Allergische Rhinitis und Asthma – bedingt das eine das andere?

Die allergische Rhinitis ist eine allergisch bedingte symptomatische Überreaktion der Nasenschleimhaut. Derzeit geht man davon aus, dass ca. 20 bis 40 Prozent der europäischen Bevölkerung an allergischer Rhinitis leiden, 15 bis 20 Prozent davon sogar an einer schwerenRhinitis. Die allergische Rhinitis wird oft nicht adäquat behandelt. „Das kann gravierende Konsequenzen für die Patienten haben, denn in aktuellen Studien werden die Zusammenhänge zwischen allergischer Rhinitis und Asthma mehr als deutlich“ erläuterte der Session-Vorsitzende Prof. Ludger Klimek, Zentrum für Rhinologie und Allergologie Wiesbaden, im Rahmen des 10. Allergiekongresses 2015 in Köln, „trotz einer ganzen Reihe von gängigen Therapeutika wird die allergische Rhinitis oftmals nicht adäquat kontrolliert“.  

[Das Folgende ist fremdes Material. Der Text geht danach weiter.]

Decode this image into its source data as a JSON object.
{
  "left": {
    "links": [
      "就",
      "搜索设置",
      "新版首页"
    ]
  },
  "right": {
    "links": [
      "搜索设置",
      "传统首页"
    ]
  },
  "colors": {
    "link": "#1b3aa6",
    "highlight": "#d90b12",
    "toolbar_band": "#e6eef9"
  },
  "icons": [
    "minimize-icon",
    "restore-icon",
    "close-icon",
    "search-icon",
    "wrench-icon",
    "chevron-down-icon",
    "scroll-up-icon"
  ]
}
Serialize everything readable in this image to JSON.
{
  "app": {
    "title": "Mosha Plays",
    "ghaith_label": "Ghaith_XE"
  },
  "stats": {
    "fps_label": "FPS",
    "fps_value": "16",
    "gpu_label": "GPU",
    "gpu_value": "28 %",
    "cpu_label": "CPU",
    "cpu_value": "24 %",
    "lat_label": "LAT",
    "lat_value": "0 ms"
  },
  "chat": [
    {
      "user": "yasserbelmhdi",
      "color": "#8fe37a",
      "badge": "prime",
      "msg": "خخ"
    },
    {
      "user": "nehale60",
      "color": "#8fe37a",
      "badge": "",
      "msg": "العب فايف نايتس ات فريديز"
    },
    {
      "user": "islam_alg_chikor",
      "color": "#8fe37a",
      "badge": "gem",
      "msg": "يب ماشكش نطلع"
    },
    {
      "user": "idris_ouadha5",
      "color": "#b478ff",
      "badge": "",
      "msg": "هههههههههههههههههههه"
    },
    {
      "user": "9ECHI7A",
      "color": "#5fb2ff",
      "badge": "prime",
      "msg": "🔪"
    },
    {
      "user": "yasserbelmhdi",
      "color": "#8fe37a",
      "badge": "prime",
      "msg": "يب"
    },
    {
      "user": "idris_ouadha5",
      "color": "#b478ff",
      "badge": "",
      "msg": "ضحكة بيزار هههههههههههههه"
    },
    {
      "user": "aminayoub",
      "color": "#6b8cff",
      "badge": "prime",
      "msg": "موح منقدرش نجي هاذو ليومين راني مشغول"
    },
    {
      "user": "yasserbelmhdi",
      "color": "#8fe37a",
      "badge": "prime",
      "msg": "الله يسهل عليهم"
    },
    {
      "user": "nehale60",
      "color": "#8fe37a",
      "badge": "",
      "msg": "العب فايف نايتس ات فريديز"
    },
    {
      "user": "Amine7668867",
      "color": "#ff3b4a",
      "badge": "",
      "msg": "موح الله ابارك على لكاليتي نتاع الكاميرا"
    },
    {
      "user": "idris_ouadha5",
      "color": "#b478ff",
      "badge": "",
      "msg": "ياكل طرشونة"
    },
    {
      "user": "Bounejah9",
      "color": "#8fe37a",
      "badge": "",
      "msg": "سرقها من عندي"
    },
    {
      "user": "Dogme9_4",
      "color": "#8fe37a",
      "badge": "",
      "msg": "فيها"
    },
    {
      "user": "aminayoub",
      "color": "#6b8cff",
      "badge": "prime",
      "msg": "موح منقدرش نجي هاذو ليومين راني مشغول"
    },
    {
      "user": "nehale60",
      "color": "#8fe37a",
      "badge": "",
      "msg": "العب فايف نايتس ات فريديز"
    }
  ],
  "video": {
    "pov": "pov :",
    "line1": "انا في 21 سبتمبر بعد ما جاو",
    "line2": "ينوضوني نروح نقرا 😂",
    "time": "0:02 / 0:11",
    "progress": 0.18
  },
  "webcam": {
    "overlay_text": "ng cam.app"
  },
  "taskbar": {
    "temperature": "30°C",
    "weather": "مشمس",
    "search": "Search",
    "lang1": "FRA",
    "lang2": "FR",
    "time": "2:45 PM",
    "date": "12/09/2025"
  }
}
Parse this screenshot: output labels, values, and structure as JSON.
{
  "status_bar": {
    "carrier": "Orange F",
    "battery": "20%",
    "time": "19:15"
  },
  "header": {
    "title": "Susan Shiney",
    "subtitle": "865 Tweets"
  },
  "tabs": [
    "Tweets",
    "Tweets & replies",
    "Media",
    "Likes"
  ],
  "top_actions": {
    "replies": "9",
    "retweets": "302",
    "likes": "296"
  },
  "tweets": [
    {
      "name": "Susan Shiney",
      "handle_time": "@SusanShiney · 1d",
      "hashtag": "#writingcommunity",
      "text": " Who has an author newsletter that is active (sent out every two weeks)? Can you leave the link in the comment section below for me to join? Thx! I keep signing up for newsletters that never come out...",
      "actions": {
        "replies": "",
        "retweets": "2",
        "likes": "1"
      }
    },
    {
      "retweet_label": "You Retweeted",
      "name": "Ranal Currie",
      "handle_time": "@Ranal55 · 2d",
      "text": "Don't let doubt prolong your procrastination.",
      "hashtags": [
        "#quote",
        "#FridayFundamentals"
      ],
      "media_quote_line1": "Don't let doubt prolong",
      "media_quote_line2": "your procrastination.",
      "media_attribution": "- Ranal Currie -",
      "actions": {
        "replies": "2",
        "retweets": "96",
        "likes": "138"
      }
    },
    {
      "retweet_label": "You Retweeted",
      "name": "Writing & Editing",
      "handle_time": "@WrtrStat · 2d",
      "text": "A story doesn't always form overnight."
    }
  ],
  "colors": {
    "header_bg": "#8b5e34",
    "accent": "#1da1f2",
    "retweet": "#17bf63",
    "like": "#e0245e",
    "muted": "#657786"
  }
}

ARIA - Allergic Rhinitis and it’s Impact on Asthma

Die bessere Kontrolle der Symptome der allergischen Rhinitis und damit die Prävention von Asthma haben sich die Experten zum Ziel gesetzt, die an der ARIA-Guideline arbeiten – ARIA steht für „Allergic Rhinitis and it’s Impact on Asthma“. Vor dem Hintergrund der aktuell oft nicht adäquaten Versorgung der Patienten, soll die Guideline den Medizinern in der Praxis eine effiziente und verlässliche Therapiestrategie an die Hand geben. “Es hat sich gezeigt, dass ein an der ARIA-Leitlinie orientiertes Therapiemanagement anderen Behandlungsstrategien klar überlegen ist“ betonte Prof. Jean Bousquet, Universität Montpellier, Frankreich, der maßgeblich an der Erstellung der Guideline beteiligt war, „für unsere Patienten mit allergischer Rhinitis ist es entscheidend, dass wir die bestmögliche Behandlung einsetzen, denn die allergische Rhinitis ist keine Bagatellerkrankung, sondern beeinträchtigt Social Life, Schule oder Arbeitsleben der Patienten und muss als Prädiktor für Asthma betrachtet werden.“

Allergische Rhinitis und Asthma – es gibt Zusammenhänge

Sowohl allergische Rhinitis als auch Asthma sind systemische Entzündungen der oberen beziehungsweise unteren Atemwege. Schätzungsweise rund ein Drittel aller Menschen mit allergischer Rhinitis haben gleichzeitig Asthma; umgekehrt haben zwei Drittel der Asthma-Patienten zugleich allergische Rhinitis. In einer Studie waren sogar 84 Prozent der Asthmapatienten auch von allergischem Schnupfen betroffen. Zudem konnten englische Studien zeigen, dass für Menschen, die unter einer allergischen Rhinitis leiden, im Vergleich zu Patienten mit nicht-allergischer Rhinitis und gesunden Patienten, ein sehr hohes Asthmarisiko besteht.1) Eine gleichzeitig vorhandene allergische Rhinitis wirkt sich auch auf den Schweregrad des Asthmas aus.